La journée d’hier a été marquée, également par un autre incident très grave aussi à savoir la « fouille au corps » subie par Hafedh Caïd Essebsi, numéro Un du parti Nidaa Tounès et, surtout, fils du défunt président de la République Mohamed Béji Caïd Essebsi, à l’aéroport de Tunis-Carthage alors qu’il était de retour du Qatar. Et selon les propres termes de HCE, il a été « malmené et maltraité par une fouille humiliante », tellement honteuse qu’il était ému et au bord des larmes.
Et dire que cette fouille a eu, selon les termes d’un communiqué de la Douane, suite à une information (« sabba ») faisant état qu’il était détenteur d’une grosse somme d’argent en devises qui s’élevait, finalement, à moins de 50 euros ! Inadmissible d’humilier un citoyen, juste suite à une « sabba » pour lui signifier, à la fin, qu’il peut partir sans la moindre excuse.
Pourtant, d’une manière ou d’une autre, tout citoyen est en droit de bénéficier d’une action de réhabilitation alors que le « rapporteur de la sabba » devrait être dévoilé et jugé pour avoir induit les autorités en erreur et été la cause d’une telle injustice…
Certaines mauvaises langues vont jusqu’à parler d’une sorte de vengeance « à titre posthume » à l’encontre de BCE !
Jamais deux sans trois, la Cité de la Culture a refusé d’octroyer la grande Salle au parti de Nidaa pour y organiser le 40ème Jour de feu président de la République Béji Caïd Essebsi. Motif invoqué, une circulaire (menchour) interdit la location de la Cité à un parti politique oubliant que BCE reste un symbole et au-dessus de tout « menchour » qui n’a aucune force de loi.

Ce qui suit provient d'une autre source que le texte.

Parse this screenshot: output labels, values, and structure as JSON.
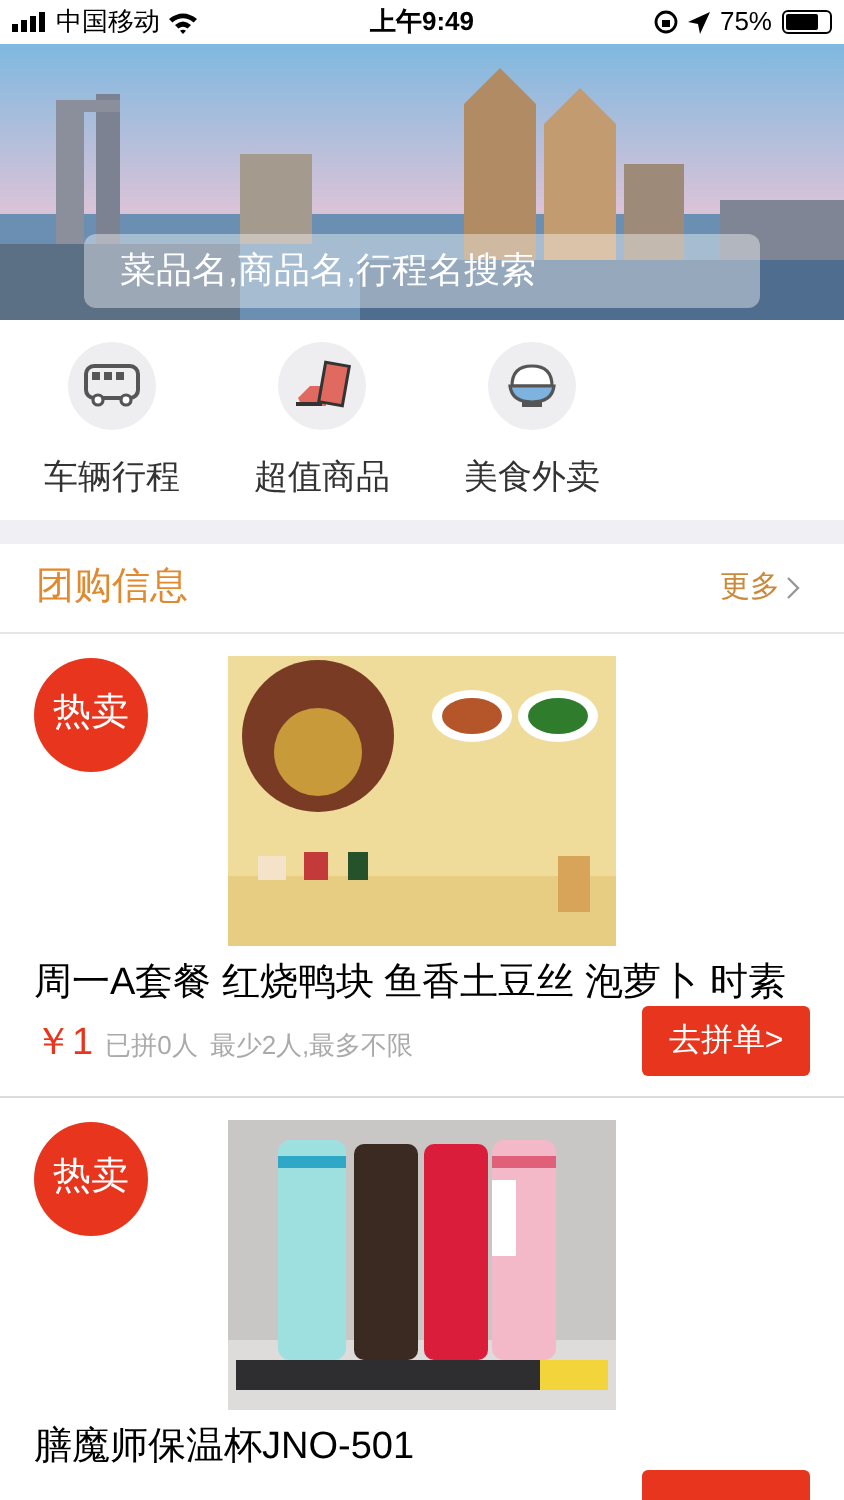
{
  "status_bar": {
    "carrier": "中国移动",
    "time": "上午9:49",
    "battery": "75%"
  },
  "banner": {
    "kind": "picture",
    "search": {
      "placeholder": "菜品名,商品名,行程名搜索"
    }
  },
  "shortcuts": [
    {
      "label": "车辆行程",
      "kind": "bus"
    },
    {
      "label": "超值商品",
      "kind": "goods"
    },
    {
      "label": "美食外卖",
      "kind": "food"
    }
  ],
  "group_buy": {
    "title": "团购信息",
    "more": "更多"
  },
  "items": [
    {
      "badge": "热卖",
      "kind": "picture",
      "title": "周一A套餐 红烧鸭块 鱼香土豆丝 泡萝卜 时素",
      "price": "￥1",
      "joined": "已拼0人",
      "limits": "最少2人,最多不限",
      "button": "去拼单>"
    },
    {
      "badge": "热卖",
      "kind": "picture",
      "title": "膳魔师保温杯JNO-501"
    }
  ]
}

A noter qu’ayant obtenu, au départ, l’accord pour le 5 septembre 2019, les préparatifs allaient bon train pour la tenue de la cérémonie avec mise au point de la chorégraphie par Fadhel Jaziri et lancement des invitations aux personnalités. Et selon Ridha Belhaj, responsable à Nidaa Tounès, on lui avait signifié qu’il y avait des directives pour appliquer strictement ce fameux « menchour » !
Si cette décision était maintenue, il s’agirait, en quelque sorte, d’une deuxième mort pour Béji Caïd Essebsi et une autre vengeance, à titre posthume !
En l’absence de toute réaction du gouvernement, plus précisément de son chef, et avec la multiplication des actes douteux, dont notamment le dernier en date de l’arrestation musclée de Nabil Karoui, nous avons enregistré de nombreuses réactions appelant à mettre un terme à toutes les pratiques qualifiées de répressives et allant jusqu’à s’interroger : Qui « arrêtera Youssef Chahed » ?!!!